GABP would not be in my top 5 anyway, Neb. It’s not a bad park at all and it’s gotten much better since 2006 when I got on the beat, but it doesn’t overly wow me either. If it was facing the skyline of Cincinnati, this might be a different conversation. The best two are AT&T Park in SF and Safeco Field in Seattle. Beautiful and original looking places. San Francisco has the best atmosphere by far. Seattle’s park is really nice and love the fact that you still get the elements from outside even with the roof closed.

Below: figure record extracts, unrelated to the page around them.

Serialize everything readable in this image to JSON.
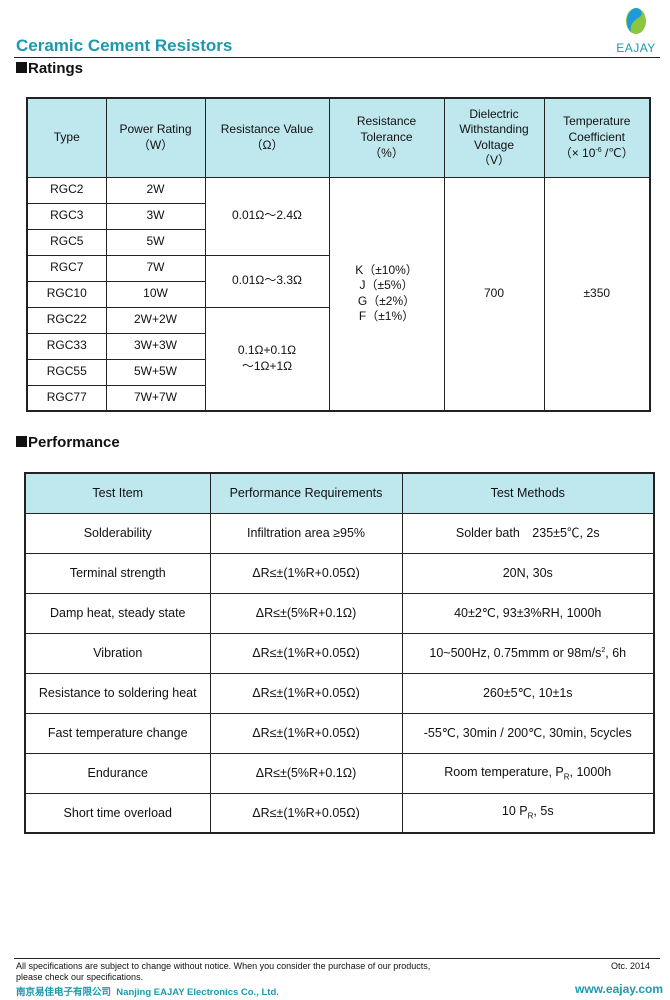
{
  "header": {
    "title": "Ceramic Cement Resistors",
    "logo_text": "EAJAY"
  },
  "ratings": {
    "section_title": "Ratings",
    "headers": {
      "type": "Type",
      "power": "Power Rating",
      "power_unit": "（W）",
      "value": "Resistance Value",
      "value_unit": "（Ω）",
      "tol": "Resistance Tolerance",
      "tol_unit": "（%）",
      "dv": "Dielectric Withstanding Voltage",
      "dv_unit": "（V）",
      "tc": "Temperature Coefficient",
      "tc_unit_pre": "（× 10",
      "tc_unit_exp": "-6",
      "tc_unit_post": " /℃）"
    },
    "rows": [
      {
        "type": "RGC2",
        "power": "2W"
      },
      {
        "type": "RGC3",
        "power": "3W"
      },
      {
        "type": "RGC5",
        "power": "5W"
      },
      {
        "type": "RGC7",
        "power": "7W"
      },
      {
        "type": "RGC10",
        "power": "10W"
      },
      {
        "type": "RGC22",
        "power": "2W+2W"
      },
      {
        "type": "RGC33",
        "power": "3W+3W"
      },
      {
        "type": "RGC55",
        "power": "5W+5W"
      },
      {
        "type": "RGC77",
        "power": "7W+7W"
      }
    ],
    "values": [
      "0.01Ω～2.4Ω",
      "0.01Ω～3.3Ω",
      "0.1Ω+0.1Ω",
      "～1Ω+1Ω"
    ],
    "tolerances": [
      "K（±10%）",
      "J（±5%）",
      "G（±2%）",
      "F（±1%）"
    ],
    "voltage": "700",
    "tc": "±350"
  },
  "performance": {
    "section_title": "Performance",
    "headers": [
      "Test Item",
      "Performance Requirements",
      "Test Methods"
    ],
    "rows": [
      {
        "item": "Solderability",
        "req": "Infiltration area ≥95%",
        "method": "Solder bath　235±5℃, 2s"
      },
      {
        "item": "Terminal strength",
        "req": "ΔR≤±(1%R+0.05Ω)",
        "method": "20N, 30s"
      },
      {
        "item": "Damp heat, steady state",
        "req": "ΔR≤±(5%R+0.1Ω)",
        "method": "40±2℃, 93±3%RH, 1000h"
      },
      {
        "item": "Vibration",
        "req": "ΔR≤±(1%R+0.05Ω)",
        "method": "10~500Hz, 0.75mmm or 98m/s",
        "method_sup": "2",
        "method_post": ", 6h"
      },
      {
        "item": "Resistance to soldering heat",
        "req": "ΔR≤±(1%R+0.05Ω)",
        "method": "260±5℃, 10±1s"
      },
      {
        "item": "Fast temperature change",
        "req": "ΔR≤±(1%R+0.05Ω)",
        "method": "-55℃, 30min / 200℃, 30min, 5cycles"
      },
      {
        "item": "Endurance",
        "req": "ΔR≤±(5%R+0.1Ω)",
        "method": "Room temperature, P",
        "method_sub": "R",
        "method_post": ", 1000h"
      },
      {
        "item": "Short time overload",
        "req": "ΔR≤±(1%R+0.05Ω)",
        "method": "10 P",
        "method_sub": "R",
        "method_post": ", 5s"
      }
    ]
  },
  "footer": {
    "notice1": "All specifications are subject to change without notice. When you consider the purchase of our products,",
    "notice2": "please check our specifications.",
    "date": "Otc. 2014",
    "company_cn": "南京易佳电子有限公司",
    "company_en": "Nanjing EAJAY Electronics Co., Ltd.",
    "website": "www.eajay.com"
  }
}
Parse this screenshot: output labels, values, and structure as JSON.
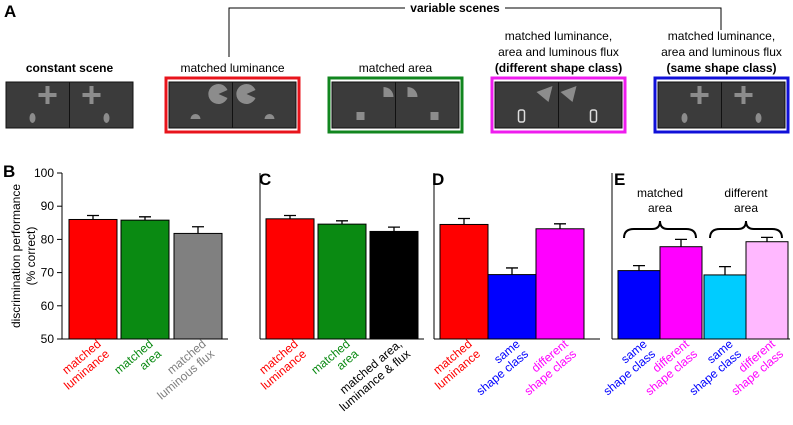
{
  "panel_a": {
    "label": "A",
    "group_title": "variable scenes",
    "scenes": [
      {
        "heading": "constant scene"
      },
      {
        "lines": [
          "matched luminance"
        ],
        "frame": "#e8141c"
      },
      {
        "lines": [
          "matched area"
        ],
        "frame": "#11861f"
      },
      {
        "lines": [
          "matched luminance,",
          "area and luminous flux"
        ],
        "note": "(different shape class)",
        "frame": "#ee1cee"
      },
      {
        "lines": [
          "matched luminance,",
          "area and luminous flux"
        ],
        "note": "(same shape class)",
        "frame": "#1010d8"
      }
    ]
  },
  "chart_data": [
    {
      "type": "bar",
      "label": "B",
      "ylabel": [
        "discrimination performance",
        "(% correct)"
      ],
      "ylim": [
        50,
        100
      ],
      "yticks": [
        50,
        60,
        70,
        80,
        90,
        100
      ],
      "categories": [
        [
          "matched",
          "luminance"
        ],
        [
          "matched",
          "area"
        ],
        [
          "matched",
          "luminous flux"
        ]
      ],
      "values": [
        86,
        85.8,
        81.8
      ],
      "errors": [
        1.2,
        1.0,
        2.0
      ],
      "colors": [
        "#ff0000",
        "#0a8a12",
        "#808080"
      ],
      "label_colors": [
        "#ff0000",
        "#0a8a12",
        "#808080"
      ]
    },
    {
      "type": "bar",
      "label": "C",
      "ylim": [
        50,
        100
      ],
      "categories": [
        [
          "matched",
          "luminance"
        ],
        [
          "matched",
          "area"
        ],
        [
          "matched area,",
          "luminance & flux"
        ]
      ],
      "values": [
        86.2,
        84.6,
        82.4
      ],
      "errors": [
        1.0,
        1.0,
        1.3
      ],
      "colors": [
        "#ff0000",
        "#0a8a12",
        "#000000"
      ],
      "label_colors": [
        "#ff0000",
        "#0a8a12",
        "#000000"
      ]
    },
    {
      "type": "bar",
      "label": "D",
      "ylim": [
        50,
        100
      ],
      "categories": [
        [
          "matched",
          "luminance"
        ],
        [
          "same",
          "shape class"
        ],
        [
          "different",
          "shape class"
        ]
      ],
      "values": [
        84.5,
        69.4,
        83.2
      ],
      "errors": [
        1.8,
        2.0,
        1.5
      ],
      "colors": [
        "#ff0000",
        "#0000ff",
        "#ff00ff"
      ],
      "label_colors": [
        "#ff0000",
        "#0000ff",
        "#ff00ff"
      ]
    },
    {
      "type": "bar",
      "label": "E",
      "ylim": [
        50,
        100
      ],
      "categories": [
        [
          "same",
          "shape class"
        ],
        [
          "different",
          "shape class"
        ],
        [
          "same",
          "shape class"
        ],
        [
          "different",
          "shape class"
        ]
      ],
      "values": [
        70.6,
        77.8,
        69.3,
        79.3
      ],
      "errors": [
        1.5,
        2.2,
        2.5,
        1.3
      ],
      "colors": [
        "#0000ff",
        "#ff00ff",
        "#00ccff",
        "#ffb8ff"
      ],
      "label_colors": [
        "#0000ff",
        "#ff00ff",
        "#0000ff",
        "#ff00ff"
      ],
      "annotations": [
        [
          "matched",
          "area"
        ],
        [
          "different",
          "area"
        ]
      ]
    }
  ]
}
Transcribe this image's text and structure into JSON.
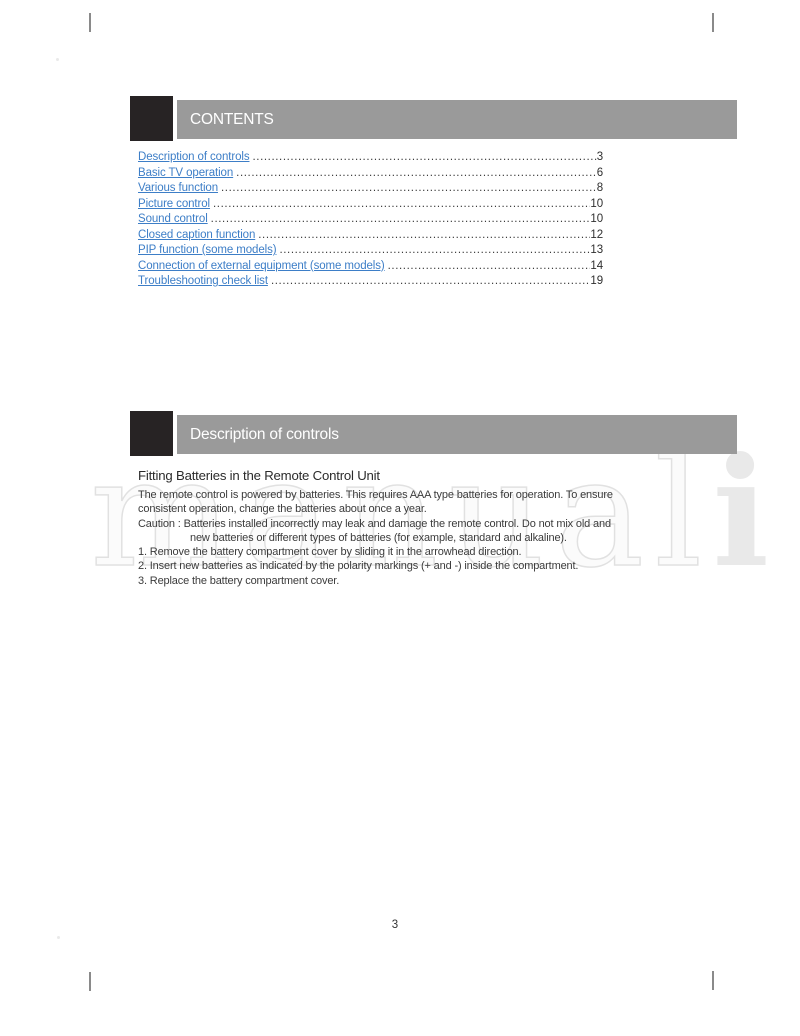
{
  "header_bars": {
    "contents": "CONTENTS",
    "description": "Description of controls"
  },
  "toc": {
    "entries": [
      {
        "label": "Description of controls",
        "page": "3"
      },
      {
        "label": "Basic TV operation",
        "page": "6"
      },
      {
        "label": "Various function",
        "page": "8"
      },
      {
        "label": "Picture control",
        "page": "10"
      },
      {
        "label": "Sound control",
        "page": "10"
      },
      {
        "label": "Closed caption function",
        "page": "12"
      },
      {
        "label": "PIP function (some models)",
        "page": "13"
      },
      {
        "label": "Connection of external equipment (some models)",
        "page": "14"
      },
      {
        "label": "Troubleshooting check list",
        "page": "19"
      }
    ]
  },
  "battery": {
    "heading": "Fitting Batteries in the Remote Control Unit",
    "para_line1": "The remote control is powered by batteries. This requires AAA type batteries for operation. To ensure",
    "para_line2": "consistent operation, change the batteries about once a year.",
    "caution_line1": "Caution : Batteries installed incorrectly may leak and damage the remote control. Do not mix old and",
    "caution_line2": "new batteries or different types of batteries (for example, standard and alkaline).",
    "steps": [
      "1. Remove the battery compartment cover by sliding it in the arrowhead direction.",
      "2. Insert new batteries as indicated by the polarity markings (+ and -) inside the compartment.",
      "3. Replace the battery compartment cover."
    ]
  },
  "watermark": {
    "outline": "manual",
    "solid": "i"
  },
  "page_number": "3",
  "colors": {
    "link_blue": "#3d7ec7",
    "bar_gray": "#9a9a9a",
    "bar_black": "#272324"
  }
}
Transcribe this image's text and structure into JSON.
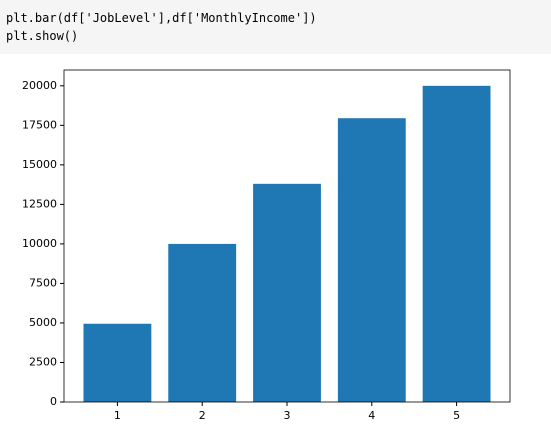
{
  "code": [
    "plt.bar(df['JobLevel'],df['MonthlyIncome'])",
    "plt.show()"
  ],
  "chart_data": {
    "type": "bar",
    "x": [
      1,
      2,
      3,
      4,
      5
    ],
    "values": [
      4950,
      10000,
      13800,
      17950,
      19999
    ],
    "color": "#1f77b4",
    "bar_width": 0.8,
    "xlim": [
      0.37,
      5.63
    ],
    "xticks": [
      1,
      2,
      3,
      4,
      5
    ],
    "ylim": [
      0,
      21000
    ],
    "yticks": [
      0,
      2500,
      5000,
      7500,
      10000,
      12500,
      15000,
      17500,
      20000
    ],
    "grid": false
  }
}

Mark, I don’t know anything about the new parks but there are some *bad* stadiums in your defunct list! I have a soft spot for Riverfront just because I saw so many cool moments there, but no one would confuse it with a good ballpark. I only wish people wouldn’t get so ooey-gooey when talking about Fenway – an uncomfortable place to sit, with obstructed views, and an outfield arranged more like a pinball machine than a place to play baseball. Although, I will say we had great times in the bleachers, in the years before people started abusing blowup dolls out there. Now I suppose the bleachers are replaced by real seats. Doesn’t matter – still a lousy stadium.

Ok…Brewers are at Cards for three; we are at Marlins for three.
I guess we have to root for the Cards to take two of three, while we sweep the Marlins; that would put us three and one half back on Monday morning.
…………………………
I really wish I was a fly on the wall in Jocketty’s office when the calls came
in; re: “we want Latos and we’ll give you *blank*”. Obviously the incoming offer was not all that great, and it has to be…Latos is not a piece of burnt toast.
………………………..
Why the fuss/thought about Bonifacio? Because it would have allowed the Reds
to trade Phillips for a more substantial piece; maybe a LF clean up.

I was fussing because I wanted Negron to be given a chance. Would have not minded if they got him to replace Santiago. Although it might have helped in trading Philips, that can still be done, if he stays healthy. Will have to wait and see how aggressive they are in the offseason. I’ll have to admit I was a little close minded on the subject, which is why I probably don.t get calls from Reds management asking for my opinion.

DWP…I understand. And, I think Negron will one day have a very good chance to play 2B. However, I also think that the current manager will never hand a position to a rookie based on only a hand full of games in which they have done well. JMO
of the current manager and his thinking, based on a short list of previous decisions
made by him. We have to remember, as much as we criticize the current manager, he has only managed for 108 games showing a result of .500 ball. Unfortunately for him, I for one have passed judgment that he is one of the best pitching coaches I have ever seen, yet he does not have the qualities I would like to see as a manager of my ball club. And as you so eloquently pointed out, nobody is breaking down my door either to hear what I have to say about the subject; Mark just makes it possible.